Internet-related identity theft and fraud complaints may be leveling off, but overall financial losses are growing from the security breaches, new data from the Federal Trade Commission (FTC) reveals.

According to the FTC's annual report on fraud, consumer complaints about identity theft top the list, accounting for 255,000 (37 percent) of more than 686,000 complaints filed with the agency in 2005.

In 2004, ID theft accounted for 38 percent of the FTC complaints, down slightly from 2003's 40 percent. The FTC does not report financial losses from ID theft, considering it a form of fraud.
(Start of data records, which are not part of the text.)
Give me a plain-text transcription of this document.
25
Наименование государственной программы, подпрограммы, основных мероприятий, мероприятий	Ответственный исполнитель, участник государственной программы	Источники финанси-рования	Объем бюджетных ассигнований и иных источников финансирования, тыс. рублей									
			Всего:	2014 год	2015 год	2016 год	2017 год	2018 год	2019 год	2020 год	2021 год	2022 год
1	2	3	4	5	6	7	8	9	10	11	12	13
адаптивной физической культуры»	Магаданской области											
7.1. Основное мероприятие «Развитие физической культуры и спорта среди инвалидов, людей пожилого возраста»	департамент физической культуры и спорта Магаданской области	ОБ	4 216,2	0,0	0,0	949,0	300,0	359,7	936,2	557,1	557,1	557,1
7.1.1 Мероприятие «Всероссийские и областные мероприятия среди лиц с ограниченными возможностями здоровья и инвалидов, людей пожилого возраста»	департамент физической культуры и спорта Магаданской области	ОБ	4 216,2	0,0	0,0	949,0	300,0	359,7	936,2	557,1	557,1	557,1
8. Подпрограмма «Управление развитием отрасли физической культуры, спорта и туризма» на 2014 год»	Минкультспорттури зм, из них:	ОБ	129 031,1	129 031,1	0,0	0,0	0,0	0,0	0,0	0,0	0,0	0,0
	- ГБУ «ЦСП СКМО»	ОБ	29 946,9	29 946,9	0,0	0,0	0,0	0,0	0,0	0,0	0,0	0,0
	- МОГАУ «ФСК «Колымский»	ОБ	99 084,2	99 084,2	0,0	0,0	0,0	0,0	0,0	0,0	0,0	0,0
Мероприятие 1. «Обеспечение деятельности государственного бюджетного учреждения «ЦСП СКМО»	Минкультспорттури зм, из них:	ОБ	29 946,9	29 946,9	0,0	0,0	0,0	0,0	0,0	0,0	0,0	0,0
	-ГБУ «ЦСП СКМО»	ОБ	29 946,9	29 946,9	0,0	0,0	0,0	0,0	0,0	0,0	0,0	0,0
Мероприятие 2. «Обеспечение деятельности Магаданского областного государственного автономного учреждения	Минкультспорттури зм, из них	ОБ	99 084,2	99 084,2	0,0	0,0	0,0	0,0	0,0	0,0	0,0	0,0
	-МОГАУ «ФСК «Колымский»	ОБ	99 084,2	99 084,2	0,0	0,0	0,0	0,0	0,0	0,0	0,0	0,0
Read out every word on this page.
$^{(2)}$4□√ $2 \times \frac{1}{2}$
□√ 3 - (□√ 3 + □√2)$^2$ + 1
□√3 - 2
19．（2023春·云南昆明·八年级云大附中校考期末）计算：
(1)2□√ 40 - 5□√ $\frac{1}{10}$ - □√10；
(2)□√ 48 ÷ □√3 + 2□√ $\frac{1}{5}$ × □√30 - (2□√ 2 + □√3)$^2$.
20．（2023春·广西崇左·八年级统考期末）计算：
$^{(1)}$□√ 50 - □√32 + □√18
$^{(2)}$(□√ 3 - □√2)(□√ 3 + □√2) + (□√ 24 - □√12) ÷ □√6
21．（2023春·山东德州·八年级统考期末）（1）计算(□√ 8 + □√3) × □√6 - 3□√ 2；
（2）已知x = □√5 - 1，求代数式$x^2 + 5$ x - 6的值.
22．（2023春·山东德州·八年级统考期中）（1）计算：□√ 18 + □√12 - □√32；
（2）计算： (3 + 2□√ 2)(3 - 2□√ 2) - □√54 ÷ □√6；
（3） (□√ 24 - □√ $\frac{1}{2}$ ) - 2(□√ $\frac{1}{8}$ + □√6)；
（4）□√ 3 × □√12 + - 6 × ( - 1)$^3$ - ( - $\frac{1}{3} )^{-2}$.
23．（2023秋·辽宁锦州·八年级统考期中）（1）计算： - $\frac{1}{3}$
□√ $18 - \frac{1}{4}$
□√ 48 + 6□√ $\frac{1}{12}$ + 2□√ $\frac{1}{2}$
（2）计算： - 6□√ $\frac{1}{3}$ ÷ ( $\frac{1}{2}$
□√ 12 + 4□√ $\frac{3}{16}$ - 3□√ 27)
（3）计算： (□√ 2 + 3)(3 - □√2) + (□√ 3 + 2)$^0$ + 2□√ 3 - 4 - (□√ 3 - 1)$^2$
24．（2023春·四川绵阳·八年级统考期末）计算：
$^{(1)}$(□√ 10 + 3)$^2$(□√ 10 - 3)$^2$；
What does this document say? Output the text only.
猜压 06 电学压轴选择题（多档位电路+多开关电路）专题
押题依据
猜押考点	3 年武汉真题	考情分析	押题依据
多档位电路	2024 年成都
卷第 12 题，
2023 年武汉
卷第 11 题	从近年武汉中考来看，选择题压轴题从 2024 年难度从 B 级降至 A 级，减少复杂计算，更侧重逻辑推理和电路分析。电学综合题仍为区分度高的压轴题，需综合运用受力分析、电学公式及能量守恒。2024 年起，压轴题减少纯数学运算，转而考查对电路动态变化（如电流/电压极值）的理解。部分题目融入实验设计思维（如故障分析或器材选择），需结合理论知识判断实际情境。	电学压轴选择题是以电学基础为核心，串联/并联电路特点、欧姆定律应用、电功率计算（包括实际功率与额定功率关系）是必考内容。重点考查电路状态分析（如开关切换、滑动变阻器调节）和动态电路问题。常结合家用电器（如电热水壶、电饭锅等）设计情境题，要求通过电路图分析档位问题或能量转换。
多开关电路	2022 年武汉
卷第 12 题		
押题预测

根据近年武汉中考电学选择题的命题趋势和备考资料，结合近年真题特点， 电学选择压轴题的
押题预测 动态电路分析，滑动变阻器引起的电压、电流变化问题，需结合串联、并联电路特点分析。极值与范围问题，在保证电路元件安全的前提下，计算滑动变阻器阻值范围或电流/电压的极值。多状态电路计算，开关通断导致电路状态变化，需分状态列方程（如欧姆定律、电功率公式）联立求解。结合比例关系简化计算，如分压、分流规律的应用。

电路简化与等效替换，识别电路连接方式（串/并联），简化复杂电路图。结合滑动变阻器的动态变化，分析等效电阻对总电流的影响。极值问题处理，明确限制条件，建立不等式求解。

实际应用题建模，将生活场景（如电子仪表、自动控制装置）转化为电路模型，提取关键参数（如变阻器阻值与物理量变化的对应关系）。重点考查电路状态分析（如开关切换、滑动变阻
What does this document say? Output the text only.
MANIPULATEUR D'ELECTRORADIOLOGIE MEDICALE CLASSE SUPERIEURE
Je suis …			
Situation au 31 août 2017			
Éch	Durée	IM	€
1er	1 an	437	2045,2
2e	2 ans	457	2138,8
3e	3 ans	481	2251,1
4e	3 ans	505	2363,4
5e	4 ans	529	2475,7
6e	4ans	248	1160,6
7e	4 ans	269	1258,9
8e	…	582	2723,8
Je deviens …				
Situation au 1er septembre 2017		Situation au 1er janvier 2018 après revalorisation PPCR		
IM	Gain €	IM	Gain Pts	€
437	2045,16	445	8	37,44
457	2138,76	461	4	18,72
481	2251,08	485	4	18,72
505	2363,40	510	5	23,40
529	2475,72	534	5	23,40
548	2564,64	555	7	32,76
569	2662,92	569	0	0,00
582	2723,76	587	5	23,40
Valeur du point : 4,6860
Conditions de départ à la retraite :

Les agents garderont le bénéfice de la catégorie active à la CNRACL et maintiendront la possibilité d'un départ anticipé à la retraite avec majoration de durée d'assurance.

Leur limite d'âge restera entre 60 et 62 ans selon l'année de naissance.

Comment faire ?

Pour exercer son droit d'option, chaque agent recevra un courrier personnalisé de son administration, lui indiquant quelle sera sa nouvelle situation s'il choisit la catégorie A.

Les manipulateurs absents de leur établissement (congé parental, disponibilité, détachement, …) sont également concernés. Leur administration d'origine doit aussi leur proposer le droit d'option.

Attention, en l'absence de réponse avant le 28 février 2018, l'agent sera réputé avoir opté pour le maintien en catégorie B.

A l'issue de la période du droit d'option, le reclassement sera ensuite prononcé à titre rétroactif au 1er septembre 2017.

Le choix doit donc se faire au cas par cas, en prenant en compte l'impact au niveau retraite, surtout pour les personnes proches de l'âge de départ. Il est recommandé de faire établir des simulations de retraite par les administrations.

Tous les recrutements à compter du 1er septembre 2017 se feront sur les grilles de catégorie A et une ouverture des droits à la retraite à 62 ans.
Credit card fraud was the most common form of reported identity theft, followed by phone or utilities fraud, bank fraud and employment fraud.

Internet-related fraud complaints accounted for 46 percent of all reported fraud complaints in 2005, with monetary losses of more than $335 million. In 2004, Internet-related fraud complaints totaled 52 percent of all complaints with reported losses of $271 million.

Two years ago, 54 percent of all reported fraud complaints were Internet-related with reported losses of $205 million.

After ID theft, the top sources of Internet fraud complaints originate with online auctions (12 percent), foreign money offers (8 percent) and Internet services (5 percent).

Foreign money offers used to be called Nigerian e-mail scams but, according to Jay Miller of the FTC's Bureau of Consumer Protection, the practice now extends "far and wide beyond Nigeria."

The FTC considers a complaint Internet-related if it concerns an Internet product or service, the company initially contacts the consumer via the Internet or the consumer responds via the Internet.

One category that showed a marked increase was Internet-related fraud complaints with "wire transfer" as the reported form of payment more than tripling between 2003 and 2005.

Unlike credit card payments, wire transfers leave consumers little chance of recovering their losses since the transfer is from bank-to-bank and serves the same purpose as a cash payment.

The FTC's Miller was unsure why the wire transfer form payment showed such an increase in 2005.

"There's really no good science why we get ebbs and flows in our data," he said.

The FTC data also shows that the Washington, D.C., area leads the country in per capita fraud reported, followed by Tampa/St. Petersburg and Seattle.

The major metropolitan areas with the highest per capita reported ID theft are Phoenix, Las Vegas and the Riverside/San Bernardino/Ontario, Calif.